Roundy’s IPO: What’s the Point?
Not going to happen. That was the basic reaction of RetailWire BrainTrust members to reports earlier this year that Roundy’s was looking for a buyer. Most expressed doubt that any chains from a possible list of suitors, including Dominick’s, Kroger, Schnuck’s and Supervalu, would actually be interested in acquiring the chain. They were right.
Now comes reports that Roundy’s has chosen to go in another direction. The company will pursue an initial public offering in the hopes of raising $230 million.
According to various reports, Roundy’s owner, Willis Stein & Partners, is looking at the IPO as a means, pure and simply, to help recoup its investment in the grocer. So, why would someone invest in the company that some say is in decline?

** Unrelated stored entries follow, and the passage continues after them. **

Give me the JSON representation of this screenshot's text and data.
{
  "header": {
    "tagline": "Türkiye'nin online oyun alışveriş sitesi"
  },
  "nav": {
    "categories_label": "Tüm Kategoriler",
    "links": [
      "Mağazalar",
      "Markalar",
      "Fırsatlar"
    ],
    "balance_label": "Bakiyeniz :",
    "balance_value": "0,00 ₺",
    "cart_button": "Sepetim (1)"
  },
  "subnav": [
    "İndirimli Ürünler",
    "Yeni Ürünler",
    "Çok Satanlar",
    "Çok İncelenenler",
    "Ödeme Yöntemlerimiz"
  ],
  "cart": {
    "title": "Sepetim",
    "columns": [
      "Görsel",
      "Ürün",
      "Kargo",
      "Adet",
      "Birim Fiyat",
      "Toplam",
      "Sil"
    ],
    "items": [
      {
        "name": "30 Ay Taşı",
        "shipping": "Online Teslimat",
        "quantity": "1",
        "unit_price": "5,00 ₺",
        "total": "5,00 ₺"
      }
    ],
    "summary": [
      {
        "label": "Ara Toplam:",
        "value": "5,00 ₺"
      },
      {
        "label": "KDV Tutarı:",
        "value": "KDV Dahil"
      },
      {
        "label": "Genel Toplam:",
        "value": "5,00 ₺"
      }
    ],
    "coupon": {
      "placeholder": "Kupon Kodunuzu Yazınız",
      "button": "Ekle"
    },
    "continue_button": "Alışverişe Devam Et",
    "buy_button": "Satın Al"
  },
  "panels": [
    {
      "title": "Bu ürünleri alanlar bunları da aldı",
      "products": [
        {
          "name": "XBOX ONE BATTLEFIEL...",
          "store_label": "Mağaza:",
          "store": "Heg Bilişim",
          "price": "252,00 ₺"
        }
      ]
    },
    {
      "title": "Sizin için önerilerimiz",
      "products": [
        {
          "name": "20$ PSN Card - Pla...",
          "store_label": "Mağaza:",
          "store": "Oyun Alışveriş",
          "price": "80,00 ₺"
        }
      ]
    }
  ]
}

David Livingston, RetailWire BrainTrust member and principal at DJL Research, told the Milwaukee Journal Sentinel that Roundy’s faces increased competition and loss of market share from Sendik’s, Target, Walmart, Woodman’s and others in its home market of Wisconsin as well as in Illinois and Minnesota where it also operates stores.
- Cost of Competing With Wal-Mart: $230 Million – TheStreet
- Roundy’s For Sale … Again – RetailWire
- Roundy’s plans to take company public with IPO – Milwaukee Journal Sentinel
- Rainbow Foods’ parent to float IPO – Star Tribune
Discussion Questions: Will going public help make Roundy’s a stronger retail company? What will it take to put Roundy’s on a stronger path to growth?